Elevating Cycle Stability and Reaction Kinetics in Ni‐Rich Cathodes Through Tailored Bulk and Interface Chemistry for Sulfide‐Based All‐Solid‐State Lithium Batteries

Abstract Sulfide‐based all‐solid‐state lithium batteries (ASSLBs) featuring Ni‐rich layered oxide cathodes are emerging as the leading contenders for the next generation of rechargeable batteries with outstanding safety and energy density characteristics. However, the composites of Ni‐rich oxides and sulfide electrolytes continue to grapple with persistent challenges encompassing structural deterioration, adverse interfacial parasitic reactions, and sluggish kinetics within the carbon‐free cathodes.
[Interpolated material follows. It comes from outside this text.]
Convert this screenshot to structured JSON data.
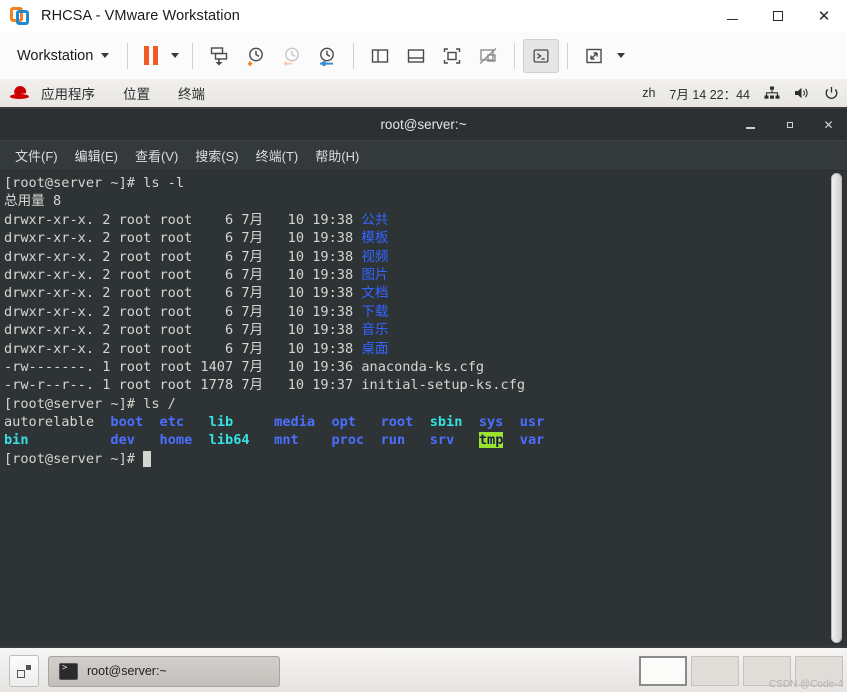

Here, a synergistic design to circumvent these issues via the coupling of Zr/F co‐doping and conductive cyclized polyacrylonitrile (cPAN) coating to tailor both the bulk and surface chemistry of the Ni‐rich layered oxide LiNi 0.83 Co 0.12 Mn 0.05 O 2 (NCM83125) cathode is proposed. The cathode subjected to this coordinated modification strategy showcases exceptional performance in sulfide‐based ASSLBs. It demonstrates robust cycling performance, with a capacity retention of 95% observed after 300 cycles at a rate of 0.2 C, alongside satisfactory rate performance, achieving a capacity of 109 mAh g ‒1 at a high rate of 3 C.